Hedging the tail risk
We look beyond traditional non-equity hedges such as TIPS and commodities, which have been weak, and gold, which is at a 7-year price high, on risk-aversion rather than inflation expectations. We looked at correlations between inflation and equity sectors over the past 10 years. Since these correlations can shift significantly over time, we also looked at the average returns for these assets during inflationary periods over the past 50 years, when inflation was above the US 36-month average in the US and G7 (as a proxy for the world).
Energy, Industrials, Healthcare, Real Estate stand out as strongest performers. Healthcare and Industrials also have among the highest 10-yr correlations. Healthcare - proxied by Health Care Select Sect SPDR ETF (XLV) - demand is inelastic, with strong corporate pricing power. Many industrials (XLI) have commodity-price linked pricing policies, allowing significant inflation pass-through. Historic inflationary periods have often been associated with higher energy (XLE) prices, whilst REITs (VNQ) are a tax-efficient reflection of underlying real estate values, with inflation-linked rents/leases, and high dividend payouts.

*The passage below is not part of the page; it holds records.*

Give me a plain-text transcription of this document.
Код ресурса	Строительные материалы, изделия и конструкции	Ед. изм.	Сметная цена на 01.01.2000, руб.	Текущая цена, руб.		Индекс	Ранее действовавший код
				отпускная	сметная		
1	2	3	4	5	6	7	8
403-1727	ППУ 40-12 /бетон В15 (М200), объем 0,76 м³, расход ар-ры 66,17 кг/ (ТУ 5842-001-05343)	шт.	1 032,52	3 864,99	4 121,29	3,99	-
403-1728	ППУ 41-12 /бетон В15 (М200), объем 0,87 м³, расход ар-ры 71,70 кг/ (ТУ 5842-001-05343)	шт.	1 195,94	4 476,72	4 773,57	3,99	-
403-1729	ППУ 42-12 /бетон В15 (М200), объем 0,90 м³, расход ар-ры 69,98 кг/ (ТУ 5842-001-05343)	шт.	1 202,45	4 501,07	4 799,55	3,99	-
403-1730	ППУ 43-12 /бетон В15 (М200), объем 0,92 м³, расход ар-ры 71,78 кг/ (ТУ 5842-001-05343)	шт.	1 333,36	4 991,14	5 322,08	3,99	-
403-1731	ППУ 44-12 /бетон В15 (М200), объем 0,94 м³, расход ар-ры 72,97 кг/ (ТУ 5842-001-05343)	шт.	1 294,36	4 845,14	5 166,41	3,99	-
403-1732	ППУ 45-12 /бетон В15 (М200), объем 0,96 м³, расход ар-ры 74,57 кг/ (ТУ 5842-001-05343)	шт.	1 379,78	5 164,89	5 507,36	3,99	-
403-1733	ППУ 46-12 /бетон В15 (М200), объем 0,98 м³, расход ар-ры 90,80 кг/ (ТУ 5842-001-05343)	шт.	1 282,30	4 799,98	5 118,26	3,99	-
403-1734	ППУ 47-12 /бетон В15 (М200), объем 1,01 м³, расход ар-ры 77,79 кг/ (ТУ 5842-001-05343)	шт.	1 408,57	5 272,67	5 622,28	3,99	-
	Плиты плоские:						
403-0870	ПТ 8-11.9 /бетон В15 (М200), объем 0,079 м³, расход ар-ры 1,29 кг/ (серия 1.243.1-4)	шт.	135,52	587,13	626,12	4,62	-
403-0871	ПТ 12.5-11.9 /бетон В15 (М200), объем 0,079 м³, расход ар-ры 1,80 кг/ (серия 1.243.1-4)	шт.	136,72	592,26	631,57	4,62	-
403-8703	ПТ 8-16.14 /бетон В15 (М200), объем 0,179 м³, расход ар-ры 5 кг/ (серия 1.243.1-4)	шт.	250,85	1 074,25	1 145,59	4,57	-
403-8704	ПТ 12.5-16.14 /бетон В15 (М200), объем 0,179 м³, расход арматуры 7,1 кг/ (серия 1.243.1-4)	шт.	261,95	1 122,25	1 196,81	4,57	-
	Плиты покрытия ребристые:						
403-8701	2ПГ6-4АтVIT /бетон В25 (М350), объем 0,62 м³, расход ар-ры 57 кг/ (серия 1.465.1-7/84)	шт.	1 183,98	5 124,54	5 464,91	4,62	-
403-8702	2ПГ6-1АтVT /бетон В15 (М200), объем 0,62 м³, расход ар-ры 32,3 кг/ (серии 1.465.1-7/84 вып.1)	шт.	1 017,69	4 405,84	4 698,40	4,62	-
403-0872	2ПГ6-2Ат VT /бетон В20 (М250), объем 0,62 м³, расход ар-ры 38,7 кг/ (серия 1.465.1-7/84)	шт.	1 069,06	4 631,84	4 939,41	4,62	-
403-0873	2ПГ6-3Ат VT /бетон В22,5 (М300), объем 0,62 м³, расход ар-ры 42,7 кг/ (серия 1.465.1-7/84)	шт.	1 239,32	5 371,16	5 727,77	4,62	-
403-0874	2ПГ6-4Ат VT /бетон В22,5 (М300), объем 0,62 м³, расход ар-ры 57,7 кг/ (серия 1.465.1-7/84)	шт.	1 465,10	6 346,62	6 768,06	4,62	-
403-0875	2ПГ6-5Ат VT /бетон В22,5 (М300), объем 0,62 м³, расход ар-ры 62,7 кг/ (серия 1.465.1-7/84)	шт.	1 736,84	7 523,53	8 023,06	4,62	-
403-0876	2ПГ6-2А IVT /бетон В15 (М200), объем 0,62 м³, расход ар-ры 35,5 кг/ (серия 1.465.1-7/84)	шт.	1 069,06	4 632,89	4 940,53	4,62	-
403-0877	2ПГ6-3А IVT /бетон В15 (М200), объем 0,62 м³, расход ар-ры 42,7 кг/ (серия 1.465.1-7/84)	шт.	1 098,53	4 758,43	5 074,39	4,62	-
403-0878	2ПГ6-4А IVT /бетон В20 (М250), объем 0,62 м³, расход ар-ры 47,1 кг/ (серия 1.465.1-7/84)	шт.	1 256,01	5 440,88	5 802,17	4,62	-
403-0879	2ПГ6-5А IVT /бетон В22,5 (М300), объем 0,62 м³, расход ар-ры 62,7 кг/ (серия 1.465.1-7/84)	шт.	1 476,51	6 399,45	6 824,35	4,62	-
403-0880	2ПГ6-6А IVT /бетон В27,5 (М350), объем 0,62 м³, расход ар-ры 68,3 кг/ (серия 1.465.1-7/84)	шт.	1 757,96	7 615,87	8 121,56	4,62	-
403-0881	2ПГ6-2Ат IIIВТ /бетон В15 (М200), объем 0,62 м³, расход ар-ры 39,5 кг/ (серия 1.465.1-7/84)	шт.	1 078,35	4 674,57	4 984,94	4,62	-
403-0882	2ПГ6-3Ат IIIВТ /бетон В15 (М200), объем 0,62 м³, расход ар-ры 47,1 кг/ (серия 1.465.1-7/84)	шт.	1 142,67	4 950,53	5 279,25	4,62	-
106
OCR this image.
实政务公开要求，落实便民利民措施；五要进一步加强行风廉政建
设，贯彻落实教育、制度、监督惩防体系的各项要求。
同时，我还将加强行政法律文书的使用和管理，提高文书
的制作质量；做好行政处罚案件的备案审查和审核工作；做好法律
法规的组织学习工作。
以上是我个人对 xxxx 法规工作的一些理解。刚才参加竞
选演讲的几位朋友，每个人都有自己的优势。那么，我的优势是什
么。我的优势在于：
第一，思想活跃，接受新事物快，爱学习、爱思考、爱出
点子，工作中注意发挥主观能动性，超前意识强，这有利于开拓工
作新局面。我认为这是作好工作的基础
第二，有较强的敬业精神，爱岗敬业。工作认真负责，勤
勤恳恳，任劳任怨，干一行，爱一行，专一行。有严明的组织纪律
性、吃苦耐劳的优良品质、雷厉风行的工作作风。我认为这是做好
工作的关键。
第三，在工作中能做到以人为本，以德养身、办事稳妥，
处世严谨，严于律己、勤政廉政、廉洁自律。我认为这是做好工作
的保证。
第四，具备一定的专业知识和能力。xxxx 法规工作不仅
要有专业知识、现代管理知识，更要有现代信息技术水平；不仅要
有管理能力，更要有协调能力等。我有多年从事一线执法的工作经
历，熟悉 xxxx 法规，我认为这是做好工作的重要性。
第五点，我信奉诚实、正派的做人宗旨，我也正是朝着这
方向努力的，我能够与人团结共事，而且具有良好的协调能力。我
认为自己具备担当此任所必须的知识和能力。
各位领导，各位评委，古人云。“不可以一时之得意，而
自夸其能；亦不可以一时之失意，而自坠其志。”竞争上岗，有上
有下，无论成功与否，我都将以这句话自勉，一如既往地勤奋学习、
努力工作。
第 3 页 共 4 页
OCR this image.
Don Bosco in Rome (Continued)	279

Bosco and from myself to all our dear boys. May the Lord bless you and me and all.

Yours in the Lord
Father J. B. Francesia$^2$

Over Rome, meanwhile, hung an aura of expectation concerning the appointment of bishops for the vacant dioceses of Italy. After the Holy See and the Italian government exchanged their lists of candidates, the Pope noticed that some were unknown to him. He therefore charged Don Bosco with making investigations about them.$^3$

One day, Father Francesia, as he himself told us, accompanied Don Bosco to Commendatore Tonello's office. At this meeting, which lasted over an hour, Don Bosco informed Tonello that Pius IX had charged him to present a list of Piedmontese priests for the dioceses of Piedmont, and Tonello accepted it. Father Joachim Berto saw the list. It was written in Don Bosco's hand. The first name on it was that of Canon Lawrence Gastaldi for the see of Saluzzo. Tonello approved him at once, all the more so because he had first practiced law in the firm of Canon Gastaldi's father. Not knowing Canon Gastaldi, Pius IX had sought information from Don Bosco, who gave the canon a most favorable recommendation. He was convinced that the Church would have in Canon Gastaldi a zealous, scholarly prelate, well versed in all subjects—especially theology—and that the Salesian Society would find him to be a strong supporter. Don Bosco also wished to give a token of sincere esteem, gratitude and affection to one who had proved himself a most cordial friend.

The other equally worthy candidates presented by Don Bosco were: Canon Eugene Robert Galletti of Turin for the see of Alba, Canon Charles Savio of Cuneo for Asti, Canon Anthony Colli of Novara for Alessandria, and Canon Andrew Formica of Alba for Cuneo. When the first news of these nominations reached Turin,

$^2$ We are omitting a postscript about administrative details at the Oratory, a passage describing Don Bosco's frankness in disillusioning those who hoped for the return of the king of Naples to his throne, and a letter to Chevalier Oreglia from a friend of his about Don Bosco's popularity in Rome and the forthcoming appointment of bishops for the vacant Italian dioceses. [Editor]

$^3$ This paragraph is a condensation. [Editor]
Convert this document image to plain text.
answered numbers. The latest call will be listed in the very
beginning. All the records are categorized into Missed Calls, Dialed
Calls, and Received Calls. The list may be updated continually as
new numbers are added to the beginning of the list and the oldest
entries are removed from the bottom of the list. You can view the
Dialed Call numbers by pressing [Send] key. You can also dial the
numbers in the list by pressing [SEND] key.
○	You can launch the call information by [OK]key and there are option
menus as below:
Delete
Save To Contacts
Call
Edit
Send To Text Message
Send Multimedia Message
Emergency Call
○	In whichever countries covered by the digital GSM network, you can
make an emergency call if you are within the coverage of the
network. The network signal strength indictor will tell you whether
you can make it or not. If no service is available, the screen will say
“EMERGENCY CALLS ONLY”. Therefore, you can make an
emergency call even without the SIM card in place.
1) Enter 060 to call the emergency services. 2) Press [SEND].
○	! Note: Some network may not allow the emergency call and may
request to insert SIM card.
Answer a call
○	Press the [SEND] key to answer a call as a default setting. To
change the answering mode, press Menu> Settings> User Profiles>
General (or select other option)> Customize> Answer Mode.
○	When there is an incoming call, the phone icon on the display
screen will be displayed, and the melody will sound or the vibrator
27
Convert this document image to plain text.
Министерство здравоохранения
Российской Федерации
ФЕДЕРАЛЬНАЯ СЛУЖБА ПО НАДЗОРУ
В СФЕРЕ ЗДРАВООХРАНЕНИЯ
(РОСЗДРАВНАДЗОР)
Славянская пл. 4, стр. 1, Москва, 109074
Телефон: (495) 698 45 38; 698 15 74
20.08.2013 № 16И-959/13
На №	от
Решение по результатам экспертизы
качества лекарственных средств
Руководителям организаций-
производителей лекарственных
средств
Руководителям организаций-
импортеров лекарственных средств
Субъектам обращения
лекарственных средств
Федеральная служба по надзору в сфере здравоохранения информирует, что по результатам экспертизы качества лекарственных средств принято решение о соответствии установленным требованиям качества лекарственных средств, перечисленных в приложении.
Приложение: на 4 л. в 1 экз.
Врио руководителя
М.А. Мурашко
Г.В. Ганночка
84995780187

Conclusion: What higher debt means for equities
US government debt is nearing US$25 trillion, and WWII era peak debt/GDP. Back then the US quickly cut debt with both higher taxes and GDP growth. This is tougher today, with only ultra-low debt servicing costs of the realistic available levers. We believe this is a recipe for lower-for-longer GDP growth and bond yields, which would favor long duration and quality growth equities. The main risks is that inflation returns as the economy recovers from the recession, with surging fiscal deficits and debt/GDP, supply chain disruption, and large cap pricing power. Energy (XLE), industrials (XLI), healthcare (XLV), real estate (VNQ) sectors have historically been the best inflation-era performers.